Le déclin s’accélère

Il est difficile de résumer un tel rapport mais quelques conclusions s’imposent, dont celle-ci qui va dans le sens du colloque louvaniste : il est nécessaire de poursuivre et développer les recherches sur la biodiversité tant elle reste mal connue. Si le nombre d’espèces est estimé à environ 8 millions, on connaît très mal leurs habitats et modes de vie. Et encore moins les interactions entre les différentes causes de déclin et les réactions en chaîne qui pourraient s’installer en cas de disparition de l’une ou l’autre espèce. Le rapport recense aussi 35 ‘hot spot’, points chauds de la biodiversité (dont le bassin méditerranéen et les récifs coralliens par exemple, sans oublier les forêts tropicales qui ont fait l’actualité lors de l’été) qui ne représentent qu’environ 2% de la surface terrestre mais abritent 75% des espèces animales menacées. Les chiffres égrenés tout au long du rapport donnent le tournis. Environ 1 million d’espèces végétales et animales sont menacées d’extinction, parmi lesquelles 40% des amphibiens et le tiers des mammifères marins. Au moins 680 espèces de vertébrés ont disparu depuis le XVIe siècle. Mais surtout, pour la première fois, le rapport isole et classe les cinq facteurs principaux qui sont responsables de ce gâchis. Par ordre décroissant, ce sont : les changements d’usage des terres et de la mer, l’exploitation directe de certains organismes, le changement climatique, la pollution et enfin les espèces exotiques envahissantes. Hélas, le rapport indique aussi qu’en dépit des progrès et efforts réalisés, les trajectoires actuelles ne permettront pas d’atteindre une exploitation durable de la nature.

Interactions

Un rapport essentiel donc, selon Caroline Nieberding qui aimerait cependant aller plus loin. « A l’heure actuelle, on analyse chaque cause (réchauffement climatique, fragmentation des habitats,…) comme si cette cause était la seule responsable du déclin, alors que les espèces subissent toutes ces causes en même temps et de plein fouet. Ainsi, on estime que le changement climatique est responsable d’environ 8% de la perte de biodiversité et l’usage des sols, 20%. Mais dans la réalité, il y a fort à parier que les effets du changement climatique vont s’ajouter à ceux de l’agriculture intensive. Un exemple : le changement climatique fait bouger les espèces vers le nord. Mais si elles n’y trouvent pas d’habitat favorable, elles n’iront nulle part, elles disparaîtront.»
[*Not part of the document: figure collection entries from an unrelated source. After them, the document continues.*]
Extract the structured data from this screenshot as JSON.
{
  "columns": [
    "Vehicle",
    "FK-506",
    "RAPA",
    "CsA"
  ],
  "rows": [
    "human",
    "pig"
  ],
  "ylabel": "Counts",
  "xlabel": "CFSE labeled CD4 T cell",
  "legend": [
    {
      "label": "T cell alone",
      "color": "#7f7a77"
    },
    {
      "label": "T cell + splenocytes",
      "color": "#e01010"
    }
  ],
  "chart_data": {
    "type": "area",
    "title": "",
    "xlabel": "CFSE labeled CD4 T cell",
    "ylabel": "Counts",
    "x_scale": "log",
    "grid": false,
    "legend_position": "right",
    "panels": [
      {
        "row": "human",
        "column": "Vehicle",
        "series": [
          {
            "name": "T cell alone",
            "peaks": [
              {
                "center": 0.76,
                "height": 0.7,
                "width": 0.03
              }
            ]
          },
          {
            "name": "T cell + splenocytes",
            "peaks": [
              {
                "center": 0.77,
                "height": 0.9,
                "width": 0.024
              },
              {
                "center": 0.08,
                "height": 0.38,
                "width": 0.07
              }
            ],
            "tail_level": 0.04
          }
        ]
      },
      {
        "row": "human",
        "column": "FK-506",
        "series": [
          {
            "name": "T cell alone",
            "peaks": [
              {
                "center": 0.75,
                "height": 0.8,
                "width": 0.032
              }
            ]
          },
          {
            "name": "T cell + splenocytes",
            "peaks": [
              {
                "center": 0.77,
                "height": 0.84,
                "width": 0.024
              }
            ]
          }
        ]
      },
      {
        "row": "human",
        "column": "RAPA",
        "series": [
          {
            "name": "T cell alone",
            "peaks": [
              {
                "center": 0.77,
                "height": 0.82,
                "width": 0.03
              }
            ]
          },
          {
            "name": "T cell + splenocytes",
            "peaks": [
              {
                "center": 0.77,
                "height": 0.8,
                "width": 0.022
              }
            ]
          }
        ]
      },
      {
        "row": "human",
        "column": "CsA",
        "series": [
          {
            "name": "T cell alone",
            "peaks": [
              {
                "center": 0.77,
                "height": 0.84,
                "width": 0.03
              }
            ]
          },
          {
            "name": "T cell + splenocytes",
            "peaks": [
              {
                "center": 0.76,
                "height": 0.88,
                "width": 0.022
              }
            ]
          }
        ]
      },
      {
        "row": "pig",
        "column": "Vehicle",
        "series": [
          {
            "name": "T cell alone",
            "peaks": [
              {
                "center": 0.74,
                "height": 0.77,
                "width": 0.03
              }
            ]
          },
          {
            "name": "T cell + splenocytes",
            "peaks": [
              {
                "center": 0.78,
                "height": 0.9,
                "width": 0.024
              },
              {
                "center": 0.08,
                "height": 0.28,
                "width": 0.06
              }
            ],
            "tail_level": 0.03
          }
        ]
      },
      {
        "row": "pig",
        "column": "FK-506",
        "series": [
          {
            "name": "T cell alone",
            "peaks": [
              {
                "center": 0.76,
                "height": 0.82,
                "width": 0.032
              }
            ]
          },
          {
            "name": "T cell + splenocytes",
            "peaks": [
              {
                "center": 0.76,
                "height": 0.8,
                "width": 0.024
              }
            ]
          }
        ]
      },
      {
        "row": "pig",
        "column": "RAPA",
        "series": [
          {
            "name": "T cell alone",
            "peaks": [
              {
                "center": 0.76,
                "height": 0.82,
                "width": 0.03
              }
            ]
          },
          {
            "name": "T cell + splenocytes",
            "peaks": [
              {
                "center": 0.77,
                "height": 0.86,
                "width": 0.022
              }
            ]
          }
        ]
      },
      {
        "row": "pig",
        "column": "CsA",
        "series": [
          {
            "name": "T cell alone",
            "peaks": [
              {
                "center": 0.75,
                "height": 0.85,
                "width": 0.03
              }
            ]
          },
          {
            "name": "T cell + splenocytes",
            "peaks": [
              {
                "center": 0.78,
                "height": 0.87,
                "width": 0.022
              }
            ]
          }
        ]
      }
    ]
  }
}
Le but de la conférence est donc de faire dialoguer des leaders des rapports du GIEC et de l’IPBES : climatologues, experts des usages des sols, écologistes, et encore des spécialistes des solutions technologiques proposées pour essayer de voir comment les interactions peuvent affecter l’évolution de la biodiversité.

Enoncer des faits

Mais le colloque a un autre but, essentiel pour Caroline Nieberding : « Parler est ma responsabilité. Taire que la maison brûle est grave. » La Professeure louvaniste sait cependant la difficulté de l’exercice. Il est en effet difficile de faire prendre conscience d’un danger qui n’est pas imminent, de problèmes qui semblent a priori ne pas nous concerner. « Le lien entre la biodiversité et notre vie quotidienne n’est pas clair, pas immédiat, surtout ici en Europe. Nous avons déjà perdu l’essentiel de notre biodiversité. Nous n’abritons plus que 2% environ des espèces animales et végétales ! Et les conséquences pour nous du recul de la biodiversité ailleurs, dans les zones tropicales, dans les océans, sont encore mal documentées. Nous ne sommes pas ‘formatés’, préparés pour comprendre un danger qui n’est pas immédiat. On me dit parfois que je suis alarmiste. Mais je ne fais que documenter des faits, je ne demande pas de croire. Dire que la terre est ronde n’est pas du militantisme, c’est un fait. Les rapports du GIEC et de l’IPBES, ce sont des faits, pas des croyances. »

Henri Dupuis

Le colloque du 24 octobre

Intitulé ‘How human activities cause biodiversity loss : Interactions and relative contributions of human activities; What do we know, what do we need to know ?’ ce colloque est aussi une occasion pour Caroline Nieberding et ses collègues du Earth and Life Institute de fédérer les compétences que l’UCLouvain compte au sein de cet institut. Parmi les intervenants, on trouve ainsi plusieurs de ses membres, comme Jean-Pascal van Ypersele (climatologue, ancien vice-président du GIEC/IPCC), Patrick Meyfroid (qui a participé à la rédaction du rapport de l’IPBES), Philippe Baret (agronome) et Michel Crucifix (physicien). Avec les autres intervenants, ils tenteront de déterminer l’importance des différentes activités humaines sur la biodiversité. Les exposés seront publics, accessibles aux non spécialistes des domaines débattus (mais en anglais uniquement).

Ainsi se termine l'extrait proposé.